それも阿部社長に、マスコミに地面師事件が報じられて「これ以上お前に会社にいてもらうわけにはいかない」と言われ、黒田氏は「阿部氏の言葉に絶望し」と退職の理由を述べています。

積水ハウス側は、この黒田氏の告発を受けて、「(土地売買の決済、つまり代金支払いのあった6月1日時点で)阿部も内容証明便の存在を知らなかった。阿部が『詐欺の恐れがありながら売買契約を行った事実はない」」と否定。

阿部氏に善管注意義務違反

しかし、多くのマスコミは「阿部氏に善管注意義務違反があった」という意見をこれまでに繰り返し述べてきました。
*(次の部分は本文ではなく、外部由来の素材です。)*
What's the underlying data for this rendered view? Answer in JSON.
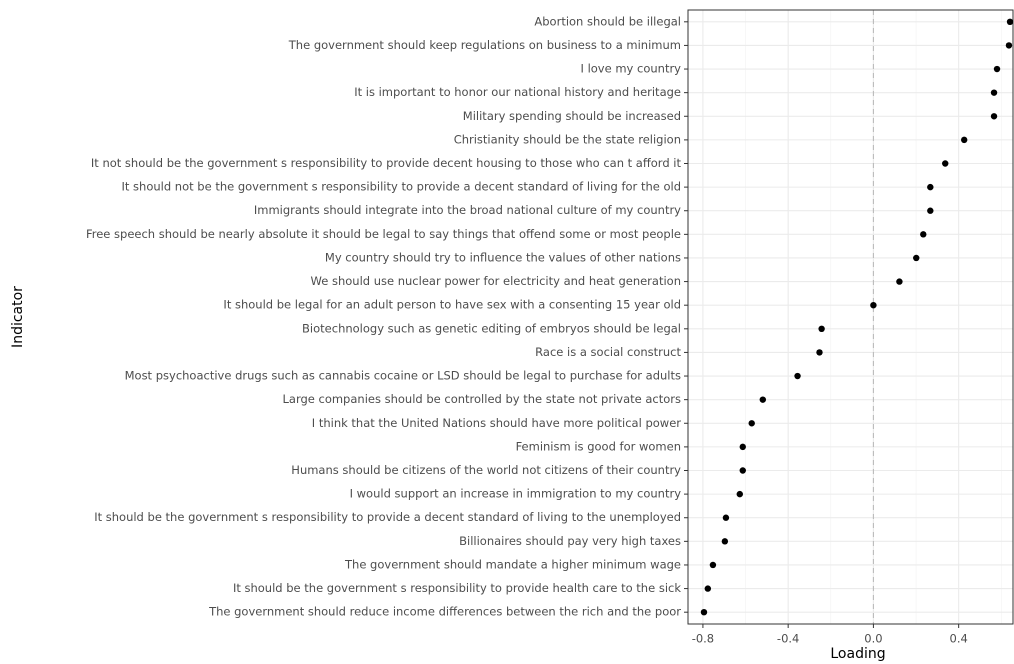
{
  "chart_data": {
    "type": "dot",
    "x_label": "Loading",
    "y_label": "Indicator",
    "categories": [
      "Abortion should be illegal",
      "The government should keep regulations on business to a minimum",
      "I love my country",
      "It is important to honor our national history and heritage",
      "Military spending should be increased",
      "Christianity should be the state religion",
      "It not should be the government s responsibility to provide decent housing to those who can t afford it",
      "It should not be the government s responsibility to provide a decent standard of living for the old",
      "Immigrants should integrate into the broad national culture of my country",
      "Free speech should be nearly absolute it should be legal to say things that offend some or most people",
      "My country should try to influence the values of other nations",
      "We should use nuclear power for electricity and heat generation",
      "It should be legal for an adult person to have sex with a consenting 15 year old",
      "Biotechnology such as genetic editing of embryos should be legal",
      "Race is a social construct",
      "Most psychoactive drugs such as cannabis cocaine or LSD should be legal to purchase for adults",
      "Large companies should be controlled by the state not private actors",
      "I think that the United Nations should have more political power",
      "Feminism is good for women",
      "Humans should be citizens of the world not citizens of their country",
      "I would support an increase in immigration to my country",
      "It should be the government s responsibility to provide a decent standard of living to the unemployed",
      "Billionaires should pay very high taxes",
      "The government should mandate a higher minimum wage",
      "It should be the government s responsibility to provide health care to the sick",
      "The government should reduce income differences between the rich and the poor"
    ],
    "values": [
      0.641,
      0.636,
      0.58,
      0.566,
      0.566,
      0.426,
      0.337,
      0.267,
      0.267,
      0.234,
      0.201,
      0.122,
      0.0,
      -0.243,
      -0.253,
      -0.356,
      -0.519,
      -0.571,
      -0.613,
      -0.613,
      -0.627,
      -0.692,
      -0.697,
      -0.753,
      -0.777,
      -0.795
    ],
    "color": "#000000",
    "xlim": [
      -0.87,
      0.655
    ],
    "xticks": [
      -0.8,
      -0.4,
      {
        "value": 0,
        "label": "0.0"
      },
      0.4
    ],
    "refline": 0,
    "grid": true
  }
}
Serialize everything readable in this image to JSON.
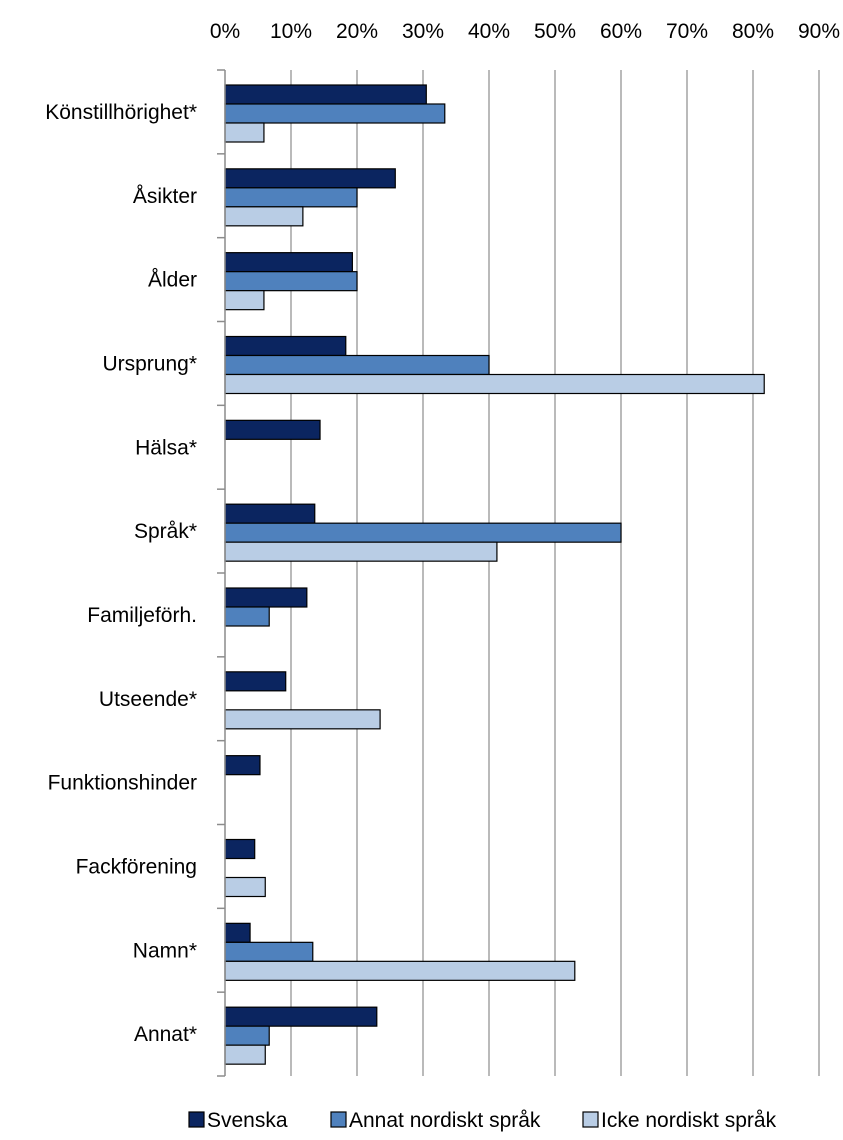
{
  "chart_data": {
    "type": "bar",
    "orientation": "horizontal",
    "title": "",
    "xlabel": "",
    "ylabel": "",
    "xlim": [
      0,
      90
    ],
    "x_ticks": [
      0,
      10,
      20,
      30,
      40,
      50,
      60,
      70,
      80,
      90
    ],
    "x_tick_labels": [
      "0%",
      "10%",
      "20%",
      "30%",
      "40%",
      "50%",
      "60%",
      "70%",
      "80%",
      "90%"
    ],
    "x_axis_position": "top",
    "grid": true,
    "legend_position": "bottom",
    "categories": [
      "Könstillhörighet*",
      "Åsikter",
      "Ålder",
      "Ursprung*",
      "Hälsa*",
      "Språk*",
      "Familjeförh.",
      "Utseende*",
      "Funktionshinder",
      "Fackförening",
      "Namn*",
      "Annat*"
    ],
    "series": [
      {
        "name": "Svenska",
        "color": "#0b2560",
        "values": [
          30.5,
          25.8,
          19.3,
          18.3,
          14.4,
          13.6,
          12.4,
          9.2,
          5.3,
          4.5,
          3.8,
          23.0
        ]
      },
      {
        "name": "Annat nordiskt språk",
        "color": "#4f81bd",
        "values": [
          33.3,
          20.0,
          20.0,
          40.0,
          0,
          60.0,
          6.7,
          0,
          0,
          0,
          13.3,
          6.7
        ]
      },
      {
        "name": "Icke nordiskt språk",
        "color": "#b9cde5",
        "values": [
          5.9,
          11.8,
          5.9,
          81.7,
          0,
          41.2,
          0,
          23.5,
          0,
          6.1,
          53.0,
          6.1
        ]
      }
    ]
  }
}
「この取引が変だ」というときに、誰もが思っていることは、上の積水ハウス側の回答にある通り、阿部会長が「詐欺の恐れがありながら売買契約を行った」ということでしょう。

積水ハウスのこの地面師事件の調査報告書を作成した和田勇会長は、この点を含めて、「現経営陣の責任を問うため」経営陣全員の解任を求める株主提案を行うとしています。

その積水ハウスの株主総会は、4月23日に開かれる予定です。